The aftermath of the Casey Anthony case is about one thing only: mob justice. That is the only thing prompting these online petitions and calls for the Federal government to exercise its dual sovereignty. They don’t care about justice. If they did, they’d let this case go. They care only about vengeance. A little girl is dead and a mother was stoic and seeming unremorseful at the thought of her death, including the fact it took her a month to report her as missing. She was crucified in the press and media long before her trial started. And now that she’s been acquitted, people want vengeance guised under the word “justice” because “justice for Caylee” sounds much more appealing than “Casey must pay for what she did”.

Dr. Martin Luther King, Jr., once said “Injustice anywhere is the threat to justice everywhere.” And there is no greater injustice than throwing a person in prison or death row for a crime that cannot even be proven to have been committed just to satisfy a mob’s calls for “justice”.
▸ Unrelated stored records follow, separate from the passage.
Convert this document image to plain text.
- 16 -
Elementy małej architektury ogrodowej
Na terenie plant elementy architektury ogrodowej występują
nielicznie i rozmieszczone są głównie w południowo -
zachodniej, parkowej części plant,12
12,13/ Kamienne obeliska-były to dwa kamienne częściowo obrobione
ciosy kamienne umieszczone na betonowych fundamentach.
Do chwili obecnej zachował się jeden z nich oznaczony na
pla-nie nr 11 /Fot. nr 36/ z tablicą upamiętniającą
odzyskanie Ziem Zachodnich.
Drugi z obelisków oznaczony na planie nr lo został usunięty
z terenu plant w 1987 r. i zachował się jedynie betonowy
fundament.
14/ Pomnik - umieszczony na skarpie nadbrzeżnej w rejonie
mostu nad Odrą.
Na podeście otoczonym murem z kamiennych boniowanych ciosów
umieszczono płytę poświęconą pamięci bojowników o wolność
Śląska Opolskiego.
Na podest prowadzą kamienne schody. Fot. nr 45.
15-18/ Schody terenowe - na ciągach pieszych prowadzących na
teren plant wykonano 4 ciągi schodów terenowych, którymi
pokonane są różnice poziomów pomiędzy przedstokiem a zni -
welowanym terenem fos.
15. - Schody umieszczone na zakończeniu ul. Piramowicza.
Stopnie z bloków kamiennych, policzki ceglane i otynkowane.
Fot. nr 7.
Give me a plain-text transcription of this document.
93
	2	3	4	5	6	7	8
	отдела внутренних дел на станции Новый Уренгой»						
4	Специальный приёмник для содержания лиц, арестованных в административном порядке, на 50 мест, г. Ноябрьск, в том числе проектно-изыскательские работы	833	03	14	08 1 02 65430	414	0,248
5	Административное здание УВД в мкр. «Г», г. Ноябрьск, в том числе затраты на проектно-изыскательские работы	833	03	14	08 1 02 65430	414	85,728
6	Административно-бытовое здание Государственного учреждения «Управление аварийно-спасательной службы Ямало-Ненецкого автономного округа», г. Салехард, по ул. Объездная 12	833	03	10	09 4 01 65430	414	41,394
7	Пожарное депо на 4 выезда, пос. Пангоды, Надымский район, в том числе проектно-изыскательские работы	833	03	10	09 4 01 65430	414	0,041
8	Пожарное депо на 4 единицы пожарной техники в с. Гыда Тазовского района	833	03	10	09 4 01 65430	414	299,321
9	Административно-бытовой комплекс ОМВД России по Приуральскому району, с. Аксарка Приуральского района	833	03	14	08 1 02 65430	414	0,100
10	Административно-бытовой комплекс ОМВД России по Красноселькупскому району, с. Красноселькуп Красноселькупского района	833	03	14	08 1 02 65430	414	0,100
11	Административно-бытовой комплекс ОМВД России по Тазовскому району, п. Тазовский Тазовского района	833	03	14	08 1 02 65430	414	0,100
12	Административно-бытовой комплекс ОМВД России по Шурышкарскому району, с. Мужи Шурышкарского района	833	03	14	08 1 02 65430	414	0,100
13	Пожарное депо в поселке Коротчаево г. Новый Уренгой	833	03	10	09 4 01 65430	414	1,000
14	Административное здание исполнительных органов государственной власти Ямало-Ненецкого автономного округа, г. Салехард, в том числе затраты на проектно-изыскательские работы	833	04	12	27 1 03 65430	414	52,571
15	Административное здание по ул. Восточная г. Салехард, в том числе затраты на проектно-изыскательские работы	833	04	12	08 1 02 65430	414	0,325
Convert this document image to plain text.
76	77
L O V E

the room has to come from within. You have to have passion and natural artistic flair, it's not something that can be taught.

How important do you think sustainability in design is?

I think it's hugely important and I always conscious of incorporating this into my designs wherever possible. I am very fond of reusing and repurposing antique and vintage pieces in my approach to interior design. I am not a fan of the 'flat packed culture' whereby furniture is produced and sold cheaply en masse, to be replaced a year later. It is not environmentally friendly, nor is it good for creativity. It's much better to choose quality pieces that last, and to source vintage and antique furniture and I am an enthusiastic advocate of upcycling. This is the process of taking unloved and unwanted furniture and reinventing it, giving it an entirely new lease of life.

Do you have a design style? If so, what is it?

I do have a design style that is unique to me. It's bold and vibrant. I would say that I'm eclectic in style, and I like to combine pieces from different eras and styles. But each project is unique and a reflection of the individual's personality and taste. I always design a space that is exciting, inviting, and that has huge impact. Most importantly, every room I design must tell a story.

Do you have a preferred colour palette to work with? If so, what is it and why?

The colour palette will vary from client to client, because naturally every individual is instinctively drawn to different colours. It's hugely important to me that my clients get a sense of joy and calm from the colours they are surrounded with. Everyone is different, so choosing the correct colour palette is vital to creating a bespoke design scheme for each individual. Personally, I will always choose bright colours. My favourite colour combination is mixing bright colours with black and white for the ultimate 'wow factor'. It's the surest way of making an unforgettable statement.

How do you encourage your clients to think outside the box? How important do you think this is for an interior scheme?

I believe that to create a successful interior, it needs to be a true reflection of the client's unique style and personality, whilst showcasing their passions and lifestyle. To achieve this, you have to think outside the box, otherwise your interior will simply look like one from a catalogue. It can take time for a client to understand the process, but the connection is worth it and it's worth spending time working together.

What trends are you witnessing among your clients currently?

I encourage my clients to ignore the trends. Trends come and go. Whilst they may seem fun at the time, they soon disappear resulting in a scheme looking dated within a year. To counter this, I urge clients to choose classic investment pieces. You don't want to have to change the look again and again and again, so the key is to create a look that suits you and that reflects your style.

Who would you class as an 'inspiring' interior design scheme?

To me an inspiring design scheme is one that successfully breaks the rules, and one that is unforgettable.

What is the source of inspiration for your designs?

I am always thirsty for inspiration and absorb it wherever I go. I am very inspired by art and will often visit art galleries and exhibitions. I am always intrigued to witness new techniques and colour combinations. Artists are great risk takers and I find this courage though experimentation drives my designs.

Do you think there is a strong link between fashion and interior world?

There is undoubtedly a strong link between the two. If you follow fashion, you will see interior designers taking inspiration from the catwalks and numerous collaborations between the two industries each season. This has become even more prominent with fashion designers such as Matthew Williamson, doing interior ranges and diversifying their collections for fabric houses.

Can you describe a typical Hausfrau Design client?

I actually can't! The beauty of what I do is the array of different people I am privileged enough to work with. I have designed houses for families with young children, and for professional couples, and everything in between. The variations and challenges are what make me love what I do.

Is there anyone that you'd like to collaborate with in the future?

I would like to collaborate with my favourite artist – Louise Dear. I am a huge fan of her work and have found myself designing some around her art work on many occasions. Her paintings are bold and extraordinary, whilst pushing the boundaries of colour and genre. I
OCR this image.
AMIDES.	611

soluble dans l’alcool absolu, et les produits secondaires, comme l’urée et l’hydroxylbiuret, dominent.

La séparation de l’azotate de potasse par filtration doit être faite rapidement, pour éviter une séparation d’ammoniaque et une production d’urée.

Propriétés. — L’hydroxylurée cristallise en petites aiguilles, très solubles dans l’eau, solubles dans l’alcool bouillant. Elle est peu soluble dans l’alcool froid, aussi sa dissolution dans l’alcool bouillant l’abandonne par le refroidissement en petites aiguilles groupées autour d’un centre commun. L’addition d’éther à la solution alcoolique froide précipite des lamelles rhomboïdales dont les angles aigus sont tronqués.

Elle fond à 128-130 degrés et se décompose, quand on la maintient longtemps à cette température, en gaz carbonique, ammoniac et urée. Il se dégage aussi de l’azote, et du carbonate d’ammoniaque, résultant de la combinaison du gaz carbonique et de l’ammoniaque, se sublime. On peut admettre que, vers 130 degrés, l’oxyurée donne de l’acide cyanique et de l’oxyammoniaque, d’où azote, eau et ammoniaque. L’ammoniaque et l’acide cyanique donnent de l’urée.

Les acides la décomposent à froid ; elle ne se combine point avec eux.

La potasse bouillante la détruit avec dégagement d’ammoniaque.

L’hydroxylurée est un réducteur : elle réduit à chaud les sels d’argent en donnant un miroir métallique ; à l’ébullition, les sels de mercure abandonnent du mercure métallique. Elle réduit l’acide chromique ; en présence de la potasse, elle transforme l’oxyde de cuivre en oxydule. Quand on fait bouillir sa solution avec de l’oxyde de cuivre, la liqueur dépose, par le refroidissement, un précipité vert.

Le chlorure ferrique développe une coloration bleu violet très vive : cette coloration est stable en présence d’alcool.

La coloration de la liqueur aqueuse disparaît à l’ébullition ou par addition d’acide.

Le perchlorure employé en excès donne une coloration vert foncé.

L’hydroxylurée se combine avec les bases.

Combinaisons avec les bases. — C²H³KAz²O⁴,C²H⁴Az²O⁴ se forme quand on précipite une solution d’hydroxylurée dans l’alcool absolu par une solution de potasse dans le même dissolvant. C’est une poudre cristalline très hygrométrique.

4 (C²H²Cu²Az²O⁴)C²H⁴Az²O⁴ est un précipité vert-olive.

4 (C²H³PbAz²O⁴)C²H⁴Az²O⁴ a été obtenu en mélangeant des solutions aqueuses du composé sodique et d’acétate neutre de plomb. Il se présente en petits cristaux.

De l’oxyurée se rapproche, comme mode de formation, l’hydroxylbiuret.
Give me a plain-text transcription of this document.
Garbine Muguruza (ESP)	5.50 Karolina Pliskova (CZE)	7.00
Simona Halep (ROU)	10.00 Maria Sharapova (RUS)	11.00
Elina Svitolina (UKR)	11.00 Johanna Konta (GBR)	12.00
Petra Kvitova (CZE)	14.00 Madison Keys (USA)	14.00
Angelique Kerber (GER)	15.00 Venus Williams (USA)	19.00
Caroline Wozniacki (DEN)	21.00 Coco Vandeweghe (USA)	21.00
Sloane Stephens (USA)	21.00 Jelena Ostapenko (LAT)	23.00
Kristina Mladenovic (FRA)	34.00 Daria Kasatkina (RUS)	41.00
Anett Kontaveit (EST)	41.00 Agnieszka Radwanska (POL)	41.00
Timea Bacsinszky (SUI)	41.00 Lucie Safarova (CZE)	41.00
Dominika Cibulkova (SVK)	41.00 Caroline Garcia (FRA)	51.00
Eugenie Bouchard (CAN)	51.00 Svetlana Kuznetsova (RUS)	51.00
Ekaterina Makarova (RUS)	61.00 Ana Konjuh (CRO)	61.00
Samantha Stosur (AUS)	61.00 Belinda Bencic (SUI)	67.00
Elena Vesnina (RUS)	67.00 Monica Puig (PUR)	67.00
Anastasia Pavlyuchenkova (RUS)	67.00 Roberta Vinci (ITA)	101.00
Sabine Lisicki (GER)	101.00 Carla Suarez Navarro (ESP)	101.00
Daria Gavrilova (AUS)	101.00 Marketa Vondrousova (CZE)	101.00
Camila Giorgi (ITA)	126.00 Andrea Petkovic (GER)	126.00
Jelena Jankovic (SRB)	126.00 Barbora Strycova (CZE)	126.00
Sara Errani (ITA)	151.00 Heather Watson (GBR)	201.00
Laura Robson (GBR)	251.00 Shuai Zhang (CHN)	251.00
But one that comes close is when a prosecutor uses the media in a one-way campaign to turn the people of not just a county or State against a particular defendant, but the entire nation. People of America, you have been used by the media for many things. They’ve turned you either toward or against certain public policies through one-sided reporting, and they’ve turned you against a 20-something woman in Florida through the same one-sided reporting.

You saw only what the prosecution wanted you to see. That is why you were so appalled by the outcome of the trial. In your minds, you were thinking the case was open and shut, but in the minds of the jury, things were a bit more complicated. They made a decision based on facts, while too many people acting under the guise of “justice for Caylee” are calling shots based on emotions and nothing more.